“Love Is Not All” Commentary and Analysis

October 27, 2021 by Essay Writer

The speaker in Edna St. Vincent Millay’s sonnet “Love Is Not All” describes reality and crushes the fairy tale belief that love brings infinite happiness and solves all problems. This narrator expresses her thoughts on falling in love throughout the poem; bluntly, she describes life’s most basic necessities, which love cannot replace. Mocking those who strongly believe in the power that love holds, she aims to persuade the reader to accept love as an irrational notion. What appear to be her cynical thoughts developing throughout the beginning of the poem turn outs to be a dramatic build-up to emphasize her real intentions.

The speaker uses repetition in the first six lines as an important tactic, thus guiding the reader’s thoughts into circling around the negative aspects of love. Repetition of “not” and “nor” exaggerates all that love cannot do. It “is not meat nor drink, nor slumber nor roof,” and it cannot “clean blood, nor set the fractured bone”; simply put, love does not even begin to fulfill a human’s most basic needs for survival. Continuing the repetition of all that love cannot do, the speaker notes its inability to take the place of a “floating spar,” comparing it too a life preserver or floating piece of wood for someone drowning to clutch onto. Lacking the capability to save one’s life, even given numerous opportunities as the person “sink[s] and rise[s] and sink[s] and rise[s] and sink[s] again,” accounts another one of love’s faults. This situation suggests that love cannot be a form of aid in some of life’s most crucial situations, no matter how many chances arise.

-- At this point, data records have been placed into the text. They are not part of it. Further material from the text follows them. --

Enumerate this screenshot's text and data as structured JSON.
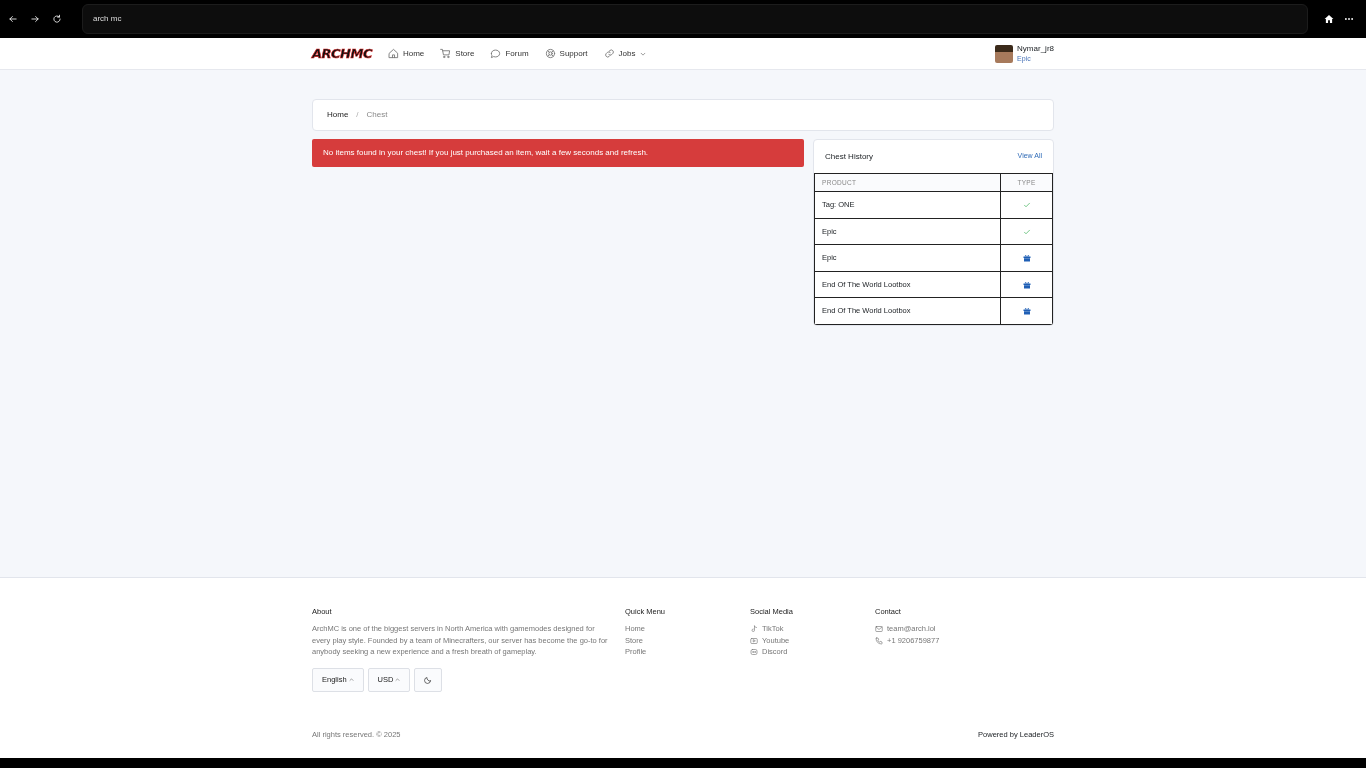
{
  "browser": {
    "address": "arch mc"
  },
  "navbar": {
    "logo": "ARCHMC",
    "items": [
      {
        "kind": "home",
        "label": "Home",
        "dropdown": false
      },
      {
        "kind": "cart",
        "label": "Store",
        "dropdown": false
      },
      {
        "kind": "chat",
        "label": "Forum",
        "dropdown": false
      },
      {
        "kind": "support",
        "label": "Support",
        "dropdown": false
      },
      {
        "kind": "link",
        "label": "Jobs",
        "dropdown": true
      }
    ],
    "user": {
      "name": "Nymar_jr8",
      "rank": "Epic"
    }
  },
  "breadcrumb": [
    {
      "label": "Home",
      "selected": false
    },
    {
      "label": "Chest",
      "selected": true
    }
  ],
  "breadcrumb_separator": "/",
  "alert": "No items found in your chest! If you just purchased an item, wait a few seconds and refresh.",
  "chest_history": {
    "title": "Chest History",
    "link": "View All",
    "columns": [
      "PRODUCT",
      "TYPE"
    ],
    "rows": [
      {
        "product": "Tag: ONE",
        "kind": "check"
      },
      {
        "product": "Epic",
        "kind": "check"
      },
      {
        "product": "Epic",
        "kind": "gift"
      },
      {
        "product": "End Of The World Lootbox",
        "kind": "gift"
      },
      {
        "product": "End Of The World Lootbox",
        "kind": "gift"
      }
    ]
  },
  "footer": {
    "about": {
      "title": "About",
      "text": "ArchMC is one of the biggest servers in North America with gamemodes designed for every play style. Founded by a team of Minecrafters, our server has become the go-to for anybody seeking a new experience and a fresh breath of gameplay."
    },
    "language": "English",
    "currency": "USD",
    "quick_menu": {
      "title": "Quick Menu",
      "links": [
        "Home",
        "Store",
        "Profile"
      ]
    },
    "social": {
      "title": "Social Media",
      "links": [
        {
          "kind": "tiktok",
          "label": "TikTok"
        },
        {
          "kind": "video",
          "label": "Youtube"
        },
        {
          "kind": "discord",
          "label": "Discord"
        }
      ]
    },
    "contact": {
      "title": "Contact",
      "items": [
        {
          "kind": "mail",
          "label": "team@arch.lol"
        },
        {
          "kind": "phone",
          "label": "+1 9206759877"
        }
      ]
    },
    "copyright": "All rights reserved. © 2025",
    "powered": "Powered by LeaderOS"
  }
}
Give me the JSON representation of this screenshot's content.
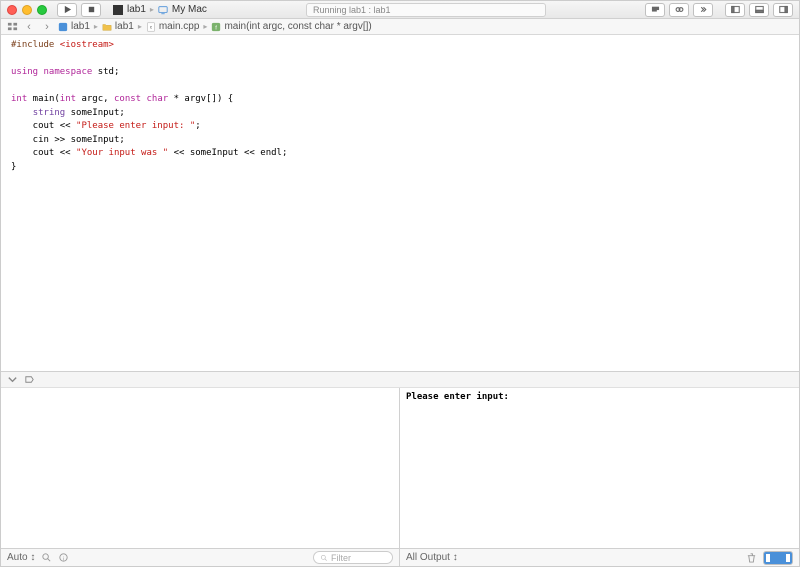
{
  "titlebar": {
    "run_tooltip": "Run",
    "stop_tooltip": "Stop",
    "scheme_target": "lab1",
    "scheme_device": "My Mac",
    "activity": "Running lab1 : lab1"
  },
  "jumpbar": {
    "project": "lab1",
    "folder": "lab1",
    "file": "main.cpp",
    "symbol": "main(int argc, const char * argv[])"
  },
  "code": {
    "l1_pp": "#include",
    "l1_inc": " <iostream>",
    "l2_kw1": "using",
    "l2_kw2": " namespace",
    "l2_rest": " std;",
    "l3_kw1": "int",
    "l3_mid": " main(",
    "l3_kw2": "int",
    "l3_mid2": " argc, ",
    "l3_kw3": "const",
    "l3_kw4": " char",
    "l3_end": " * argv[]) {",
    "l4_pre": "    ",
    "l4_ty": "string",
    "l4_end": " someInput;",
    "l5_pre": "    cout << ",
    "l5_str": "\"Please enter input: \"",
    "l5_end": ";",
    "l6": "    cin >> someInput;",
    "l7_pre": "    cout << ",
    "l7_str": "\"Your input was \"",
    "l7_end": " << someInput << endl;",
    "l8": "}"
  },
  "console": {
    "output": "Please enter input: "
  },
  "debug_bottom": {
    "auto_label": "Auto",
    "filter_placeholder": "Filter",
    "all_output_label": "All Output"
  }
}
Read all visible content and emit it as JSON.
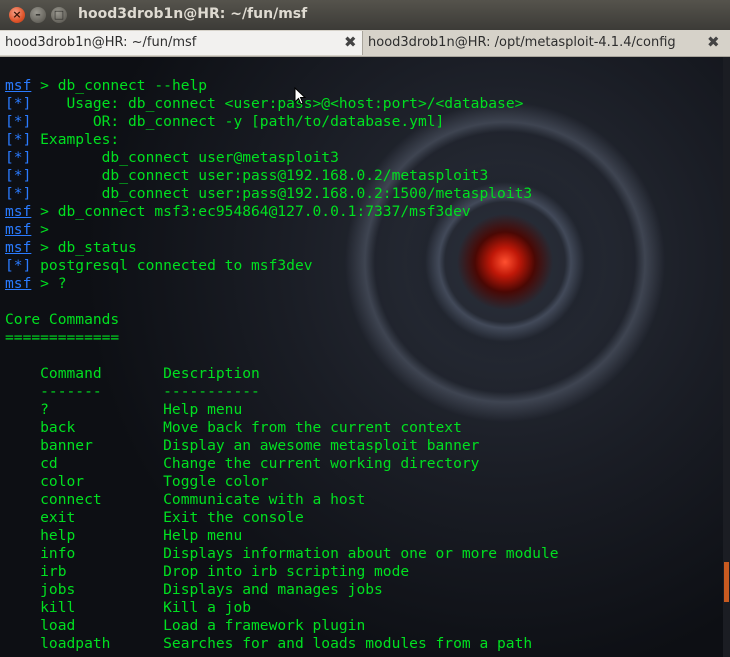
{
  "window": {
    "title": "hood3drob1n@HR: ~/fun/msf",
    "close_glyph": "×",
    "min_glyph": "–",
    "max_glyph": "□"
  },
  "tabs": [
    {
      "label": "hood3drob1n@HR: ~/fun/msf",
      "close_glyph": "✖",
      "active": true
    },
    {
      "label": "hood3drob1n@HR: /opt/metasploit-4.1.4/config",
      "close_glyph": "✖",
      "active": false
    }
  ],
  "terminal": {
    "prompt": "msf",
    "status_marker": "[*]",
    "colors": {
      "text": "#00e020",
      "prompt": "#2a7bff",
      "marker": "#2a7bff"
    },
    "lines": [
      {
        "prompt": "msf",
        "text": " > db_connect --help"
      },
      {
        "marker": "[*]",
        "text": "    Usage: db_connect <user:pass>@<host:port>/<database>"
      },
      {
        "marker": "[*]",
        "text": "       OR: db_connect -y [path/to/database.yml]"
      },
      {
        "marker": "[*]",
        "text": " Examples:"
      },
      {
        "marker": "[*]",
        "text": "        db_connect user@metasploit3"
      },
      {
        "marker": "[*]",
        "text": "        db_connect user:pass@192.168.0.2/metasploit3"
      },
      {
        "marker": "[*]",
        "text": "        db_connect user:pass@192.168.0.2:1500/metasploit3"
      },
      {
        "prompt": "msf",
        "text": " > db_connect msf3:ec954864@127.0.0.1:7337/msf3dev"
      },
      {
        "prompt": "msf",
        "text": " >"
      },
      {
        "prompt": "msf",
        "text": " > db_status"
      },
      {
        "marker": "[*]",
        "text": " postgresql connected to msf3dev"
      },
      {
        "prompt": "msf",
        "text": " > ?"
      },
      {
        "text": ""
      },
      {
        "text": "Core Commands"
      },
      {
        "text": "============="
      },
      {
        "text": ""
      },
      {
        "text": "    Command       Description"
      },
      {
        "text": "    -------       -----------"
      },
      {
        "text": "    ?             Help menu"
      },
      {
        "text": "    back          Move back from the current context"
      },
      {
        "text": "    banner        Display an awesome metasploit banner"
      },
      {
        "text": "    cd            Change the current working directory"
      },
      {
        "text": "    color         Toggle color"
      },
      {
        "text": "    connect       Communicate with a host"
      },
      {
        "text": "    exit          Exit the console"
      },
      {
        "text": "    help          Help menu"
      },
      {
        "text": "    info          Displays information about one or more module"
      },
      {
        "text": "    irb           Drop into irb scripting mode"
      },
      {
        "text": "    jobs          Displays and manages jobs"
      },
      {
        "text": "    kill          Kill a job"
      },
      {
        "text": "    load          Load a framework plugin"
      },
      {
        "text": "    loadpath      Searches for and loads modules from a path"
      }
    ]
  }
}
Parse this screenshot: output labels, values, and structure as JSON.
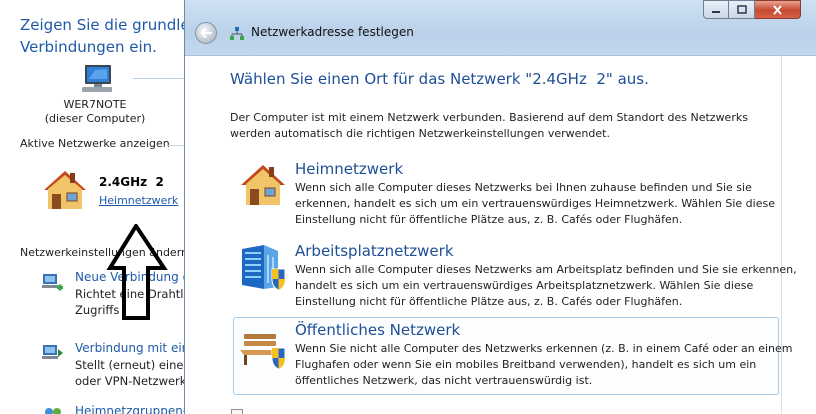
{
  "background": {
    "heading_lines": [
      "Zeigen Sie die grundleg",
      "Verbindungen ein."
    ],
    "computer": {
      "icon": "computer-monitor-icon",
      "name_lines": [
        "WER7NOTE",
        "(dieser Computer)"
      ]
    },
    "active_networks_label": "Aktive Netzwerke anzeigen",
    "active_network": {
      "icon": "house-icon",
      "name": "2.4GHz  2",
      "type_link": "Heimnetzwerk"
    },
    "annotation": {
      "icon": "up-arrow-outline-icon"
    },
    "settings_label": "Netzwerkeinstellungen ändern",
    "tasks": [
      {
        "icon": "new-connection-icon",
        "link": "Neue Verbindung oder neues Netzwerk einrichten",
        "desc_lines": [
          "Richtet eine Drahtlos",
          "Zugriffs"
        ]
      },
      {
        "icon": "connect-network-icon",
        "link": "Verbindung mit einem Netzwerk herstellen",
        "desc_lines": [
          "Stellt (erneut) eine V",
          "oder VPN-Netzwerk"
        ]
      },
      {
        "icon": "homegroup-icon",
        "link": "Heimnetzgruppen- und Freigabeoptionen auswählen",
        "desc_lines": []
      }
    ]
  },
  "dialog": {
    "title": "Netzwerkadresse festlegen",
    "back_icon": "back-arrow-icon",
    "title_icon": "network-icon",
    "window_buttons": {
      "minimize": "minimize-icon",
      "maximize": "maximize-icon",
      "close": "close-icon"
    },
    "heading": "Wählen Sie einen Ort für das Netzwerk \"2.4GHz  2\" aus.",
    "intro_lines": [
      "Der Computer ist mit einem Netzwerk verbunden. Basierend auf dem Standort des Netzwerks",
      "werden automatisch die richtigen Netzwerkeinstellungen verwendet."
    ],
    "options": [
      {
        "title": "Heimnetzwerk",
        "icon": "house-icon",
        "desc_lines": [
          "Wenn sich alle Computer dieses Netzwerks bei Ihnen zuhause befinden und Sie sie",
          "erkennen, handelt es sich um ein vertrauenswürdiges Heimnetzwerk. Wählen Sie diese",
          "Einstellung nicht für öffentliche Plätze aus, z. B. Cafés oder Flughäfen."
        ]
      },
      {
        "title": "Arbeitsplatznetzwerk",
        "icon": "office-building-icon",
        "desc_lines": [
          "Wenn sich alle Computer dieses Netzwerks am Arbeitsplatz befinden und Sie sie erkennen,",
          "handelt es sich um ein vertrauenswürdiges Arbeitsplatznetzwerk. Wählen Sie diese",
          "Einstellung nicht für öffentliche Plätze aus, z. B. Cafés oder Flughäfen."
        ]
      },
      {
        "title": "Öffentliches Netzwerk",
        "icon": "park-bench-icon",
        "desc_lines": [
          "Wenn Sie nicht alle Computer des Netzwerks erkennen (z. B. in einem Café oder an einem",
          "Flughafen oder wenn Sie ein mobiles Breitband verwenden), handelt es sich um ein",
          "öffentliches Netzwerk, das nicht vertrauenswürdig ist."
        ]
      }
    ],
    "checkbox_icon": "checkbox-icon"
  },
  "colors": {
    "link": "#1e5aa8",
    "heading": "#1e4f96",
    "titlebar": "#c4d8ee",
    "close": "#c7492f",
    "selection_border": "#a9cbe5"
  }
}
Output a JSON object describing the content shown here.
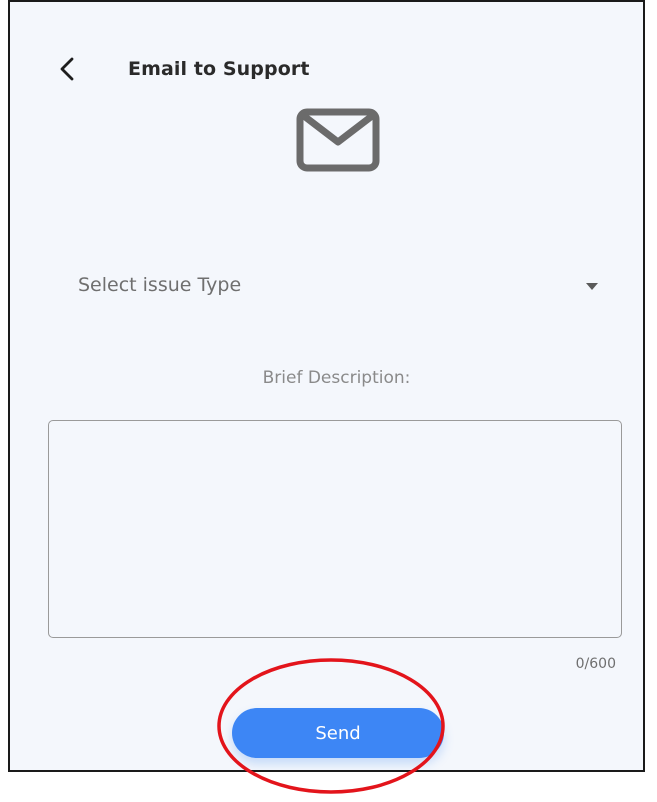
{
  "header": {
    "title": "Email to Support"
  },
  "form": {
    "issue_type_placeholder": "Select issue Type",
    "description_label": "Brief Description:",
    "description_value": "",
    "counter": "0/600",
    "send_label": "Send"
  },
  "icons": {
    "back": "chevron-left-icon",
    "mail": "envelope-icon",
    "dropdown": "caret-down-icon"
  },
  "colors": {
    "background": "#f4f7fc",
    "primary": "#3d86f5",
    "annotation": "#e3141b"
  }
}
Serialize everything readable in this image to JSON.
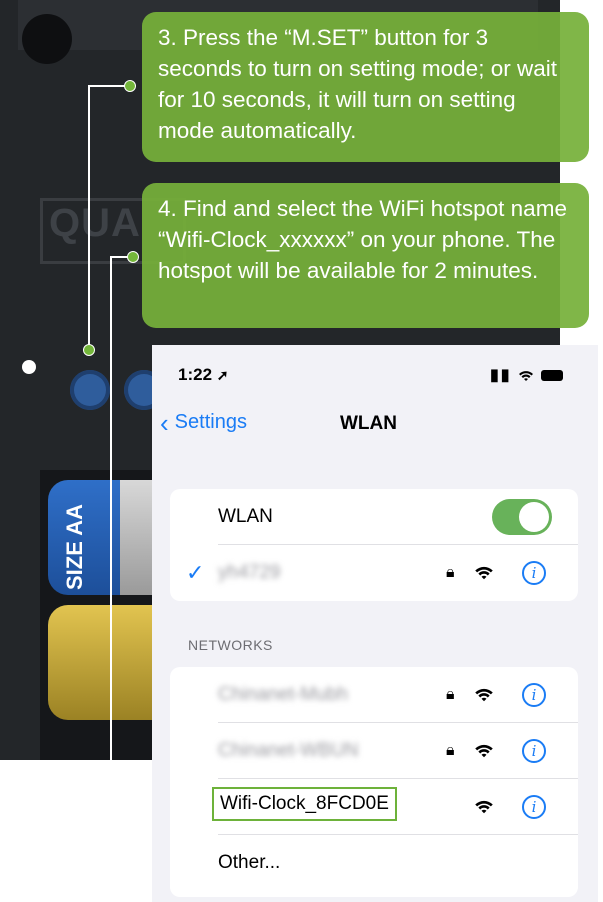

In the first six lines, each verse consists of ten syllables. These lines, in iambic pentameter, appear to present the speaker’s thoughts: basic and cynical thoughts creating a negative view, in the reader’s mind, on the subject of falling in love. Adding an extra syllable to the seventh line, the speaker shifts her point of view. Throughout the remainder of the poem, lines seven through eleven, each verse now includes eleven syllables. While the rhythm changes, the expression of thoughts alters, the tone of the speaker shifts, and the thoughts conveyed to the reader suddenly transform.

The structure of the first eight lines, which constitute one complete sentence, serves to aide the reader in understanding the shift in the poem. The first line begins with the statement “Love is not all,” and a colon follows; this colon sets the introduction for the following seven lines, the first six of which offer a summary of love’s incapabilities. If we remove the negative, repetitive verses of the sentence, the words left simply introduce the change in ideas: “Love is not all: / Yet many a man is making friends with death / Even as I speak, for lack of love alone.” In the seventh and eighth verses, the speaker acknowledges that many choose to voluntarily approach death due to an absence of love. The poem is concerned with not only the death of the living, but also the death of a person’s moral beliefs, the death that results in dependencies and dissatisfactions that create other substitutes for love. The shift in ideas and the speaker’s comparison of love’s absence to death provide the reader with the image that love brings life.

Following her comparison of love to life and death, Millay develops a situation in which the narrator faces the harsh reality, contemplating giving up her love for a glimpse of relief. “Pinned down by pain and moaning for release,” the speaker faces a time in her life when only the hardships and struggles of her days cross her mind. As she wishes “to sell [her] love for peace,” she comes to the realization that no matter how much she desires to, she “[does] not think [she] would.” The speaker leaves the reader’s thoughts revolving around how and why she will not trade love to relieve such vivid pain.

Presenting an opposition to the words of Cyc Jouzy, “love life comes last in [our] life, [we] put real life first,” the speaker in “Love Is Not All” proves that obsessing over love is one of the biggest mistakes man can make. Man’s first thoughts on falling in love revolve around love as an all-powerful notion, but materialistically it proves useless. Realistically, preoccupied love is nothing greater than a weakness. However, the speaker truly admits some aspects of love’s significance, disseminating the importance of love in one’s life. As the speaker uncovers the falsity of the perception of love, she allows the reader to understand that although materialistically and fundamentally love serves no purpose, without it man never becomes intimate with the inevitable beauty in the world, life.